Between 2010 and 2016, approximately $6 billion was invested in NGL-related assets (e.g., gas processing facilities, NGL fractionators, NGL pipelines and NGL storage facilities) in the portions of the Marcellus and Utica basins located in Pennsylvania.

Those investment numbers could soar. PMA President David N. Taylor says continued rapid growth in NGL production through 2030, combined with Pennsylvania’s sizeable presence of plastic molders and other plastic fabricators, represents an unprecedented opportunity for large-scale economic growth.

“The Team PA study validates what we all know: responsibly developing Marcellus and Utica shale assets can make Pennsylvania a world leader in manufacturing,” Taylor said. “As the report urges, Pennsylvania state government must prioritize pipeline construction and site pad development for new industry. A pro-growth, pro-production mindset needs to take hold in Harrisburg to facilitate economic growth, not delay progress with Red Tape or thwart investment with new, additional taxes.  As I have said many times, the people who want the maximum amount of tax revenue out of this new industry need to LET IT GROW.”

For Team PA President & CEO Ryan Unger, the study helps to frame the answers to two key questions: what’s next and where are the opportunities for more?

“From a cost competitive and supply standpoint the study shows we can compete at the highest levels in the world,” Unger said. “So right now we’re looking at just the early stages in development here.”

One of the keys is getting more businesses to follow Royal Dutch Shell’s lead. The worldwide energy company is building a $6 billion ethane cracker plant 30 miles from Pittsburgh. Operation is expected to begin in the early 2020s.  The IHS study says Pennsylvania could support four additional petrochemical facilities of the same scale.

“The domestic market alone is significant but the crackers can will help satisfy the export market as well,” Palmer said.

Pennsylvania likewise benefits from the adage about business and location. Over two-thirds of US and Canadian PE and PP demand is located within 700 miles of southwestern Pennsylvania. Shipping NGLs south to a cracker plant there adds 12 to 15 cents a gallon to the price.

Summed up: “Despite higher capital and developmental costs than the Gulf Coast which has an established and mature petrochemical industry, Southwestern Pennsylvania’s PE and PP production is forecast to be highly competitive on a cash cost basis relative to existing production centers,” the study says.

But the study comes with a warning as well. Jeffery S. Potkin, IHS Vice President, Training and Education, said one of the drawbacks for Pennsylvania being relatively new to the industry lies in its infrastructure.

“From all accounts the supply will be there and the cost of the product will be very competitive,” Potkin said. “But a company looks at feasibility, what does the investment cost and how quickly can I get a return on that cost. Without an infrastructure to move the product there is no return.”

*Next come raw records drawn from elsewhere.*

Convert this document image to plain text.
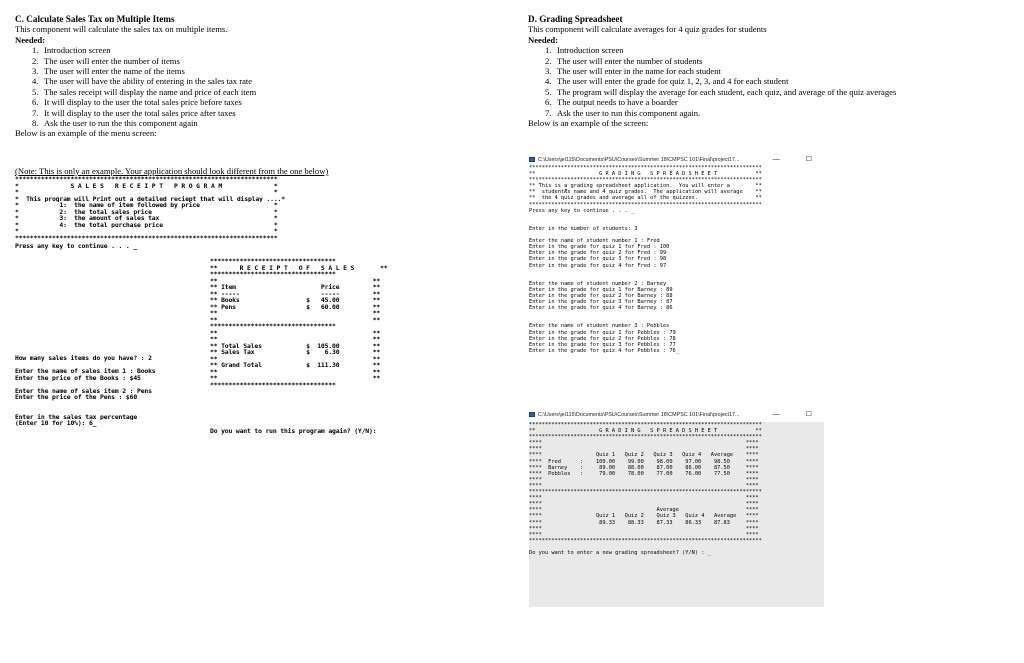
C. Calculate Sales Tax on Multiple Items
This component will calculate the sales tax on multiple items.
Needed:
1. Introduction screen
2. The user will enter the number of items
3. The user will enter the name of the items
4. The user will have the ability of entering in the sales tax rate
5. The sales receipt will display the name and price of each item
6. It will display to the user the total sales price before taxes
7. It will display to the user the total sales price after taxes
8. Ask the user to run the this component again
Below is an example of the menu screen:
(Note: This is only an example. Your application should look different from the one below)
***********************************************************************
*              S A L E S   R E C E I P T   P R O G R A M              *
*                                                                     *
*  This program will Print out a detailed reciept that will display ....*
*           1:  the name of item followed by price                    *
*           2:  the total sales price                                 *
*           3:  the amount of sales tax                               *
*           4:  the total purchase price                              *
*                                                                     *
***********************************************************************
Press any key to continue . . . _
**********************************
**      R E C E I P T   O F   S A L E S       **
**********************************
**                                          **
** Item                       Price         **
** -----                      -----         **
** Books                  $   45.00         **
** Pens                   $   60.00         **
**                                          **
**                                          **
**********************************
**                                          **
**                                          **
** Total Sales            $  105.00         **
** Sales Tax              $    6.30         **
**                                          **
** Grand Total            $  111.30         **
**                                          **
**                                          **
**********************************
How many sales items do you have? : 2

Enter the name of sales item 1 : Books
Enter the price of the Books : $45

Enter the name of sales item 2 : Pens
Enter the price of the Pens : $60

Enter in the sales tax percentage
(Enter 10 for 10%): 6_
Do you want to run this program again? (Y/N):
D. Grading Spreadsheet
This component will calculate averages for 4 quiz grades for students
Needed:
1. Introduction screen
2. The user will enter the number of students
3. The user will enter in the name for each student
4. The user will enter the grade for quiz 1, 2, 3, and 4 for each student
5. The program will display the average for each student, each quiz, and average of the quiz averages
6. The output needs to have a boarder
7. Ask the user to run this component again.
Below is an example of the screen:
C:\Users\jel115\Documents\PSU\Courses\Summer 18\CMPSC 101\Final\project17...	— ☐
*************************************************************************
**                    G R A D I N G   S P R E A D S H E E T            **
*************************************************************************
** This is a grading spreadsheet application.  You will enter a        **
**  studentÆs name and 4 quiz grades.  The application will average    **
**  the 4 quiz grades and average all of the quizzes.                  **
*************************************************************************
Press any key to continue . . . _

Enter in the number of students: 3

Enter the name of student number 1 : Fred
Enter in the grade for quiz 1 for Fred : 100
Enter in the grade for quiz 2 for Fred : 99
Enter in the grade for quiz 3 for Fred : 98
Enter in the grade for quiz 4 for Fred : 97

Enter the name of student number 2 : Barney
Enter in the grade for quiz 1 for Barney : 89
Enter in the grade for quiz 2 for Barney : 88
Enter in the grade for quiz 3 for Barney : 87
Enter in the grade for quiz 4 for Barney : 86

Enter the name of student number 3 : Pebbles
Enter in the grade for quiz 1 for Pebbles : 79
Enter in the grade for quiz 2 for Pebbles : 78
Enter in the grade for quiz 3 for Pebbles : 77
Enter in the grade for quiz 4 for Pebbles : 76_
C:\Users\jel115\Documents\PSU\Courses\Summer 18\CMPSC 101\Final\project17...	— ☐
*************************************************************************
**                    G R A D I N G   S P R E A D S H E E T            **
*************************************************************************
****                                                                ****
****                                                                ****
****                 Quiz 1   Quiz 2   Quiz 3   Quiz 4   Average    ****
****  Fred      :    100.00    99.00    98.00    97.00    98.50     ****
****  Barney    :     89.00    88.00    87.00    86.00    87.50     ****
****  Pebbles   :     79.00    78.00    77.00    76.00    77.50     ****
****                                                                ****
****                                                                ****
*************************************************************************
****                                                                ****
****                                                                ****
****                                    Average                     ****
****                 Quiz 1   Quiz 2    Quiz 3   Quiz 4   Average   ****
****                  89.33    88.33    87.33    86.33    87.83     ****
****                                                                ****
****                                                                ****
*************************************************************************

Do you want to enter a new grading spreadsheet? (Y/N) : _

Looking at it another way, a recent U.S. Chamber of Commerce study shows that Pennsylvania would be one of the economically hardest hit states if oil and natural gas development were suddenly banned. By 2022, the Commonwealth would shed nearly 500,000 jobs, lose $45 billion in annual GDP, and families would see costs increase $3,500 annually.

Not having the means to get the gas to market is effectively a ban. The Marcellus Shale Coalition estimates that approximately 25-30% of the Marcellus wells drilled to date still do not have pipeline takeaway capacity.

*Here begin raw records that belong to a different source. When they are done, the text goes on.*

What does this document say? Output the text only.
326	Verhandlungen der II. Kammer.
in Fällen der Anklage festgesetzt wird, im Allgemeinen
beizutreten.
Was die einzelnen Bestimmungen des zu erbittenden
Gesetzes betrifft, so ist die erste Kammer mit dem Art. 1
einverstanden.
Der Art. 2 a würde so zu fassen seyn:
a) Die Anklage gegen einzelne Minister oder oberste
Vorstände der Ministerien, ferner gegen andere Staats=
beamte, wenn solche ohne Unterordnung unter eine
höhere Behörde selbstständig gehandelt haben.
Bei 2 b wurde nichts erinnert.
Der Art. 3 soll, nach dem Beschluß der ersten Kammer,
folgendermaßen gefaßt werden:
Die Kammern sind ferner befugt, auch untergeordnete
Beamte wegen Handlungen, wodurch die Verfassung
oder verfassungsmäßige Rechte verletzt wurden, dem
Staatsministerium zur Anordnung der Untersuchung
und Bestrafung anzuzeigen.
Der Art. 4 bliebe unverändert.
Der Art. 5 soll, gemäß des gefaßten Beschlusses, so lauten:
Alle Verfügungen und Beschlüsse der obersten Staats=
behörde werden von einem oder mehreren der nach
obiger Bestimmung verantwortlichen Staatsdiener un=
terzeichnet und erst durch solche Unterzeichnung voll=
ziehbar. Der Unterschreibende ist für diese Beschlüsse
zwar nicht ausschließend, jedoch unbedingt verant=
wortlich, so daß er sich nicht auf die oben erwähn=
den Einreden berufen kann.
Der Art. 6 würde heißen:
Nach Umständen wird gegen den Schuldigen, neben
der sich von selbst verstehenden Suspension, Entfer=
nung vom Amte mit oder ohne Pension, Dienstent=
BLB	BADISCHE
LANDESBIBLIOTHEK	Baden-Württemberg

IHS strongly recommends that Pennsylvania take immediate steps to support a long-term strategy that will maximize in-state economic development—as other US states and regions are also competing for the resources.

For its part, the administration, Davin says, is being very aggressive in “developing a time line” to help companies site new facilities both for potential cracker plants but also for plastics manufactures and other down-the-line companies.

“We’re looking at getting pad-ready development, supporting NGL pipeline infrastructure, job training and ensuring quick permit turnaround,” he said. “The last time we had this kind of potential for growth was over 100 years ago with the steel industry. We have to act now but it has to be done the right way, and part of that is we have to ensure the environment is protected along the way.”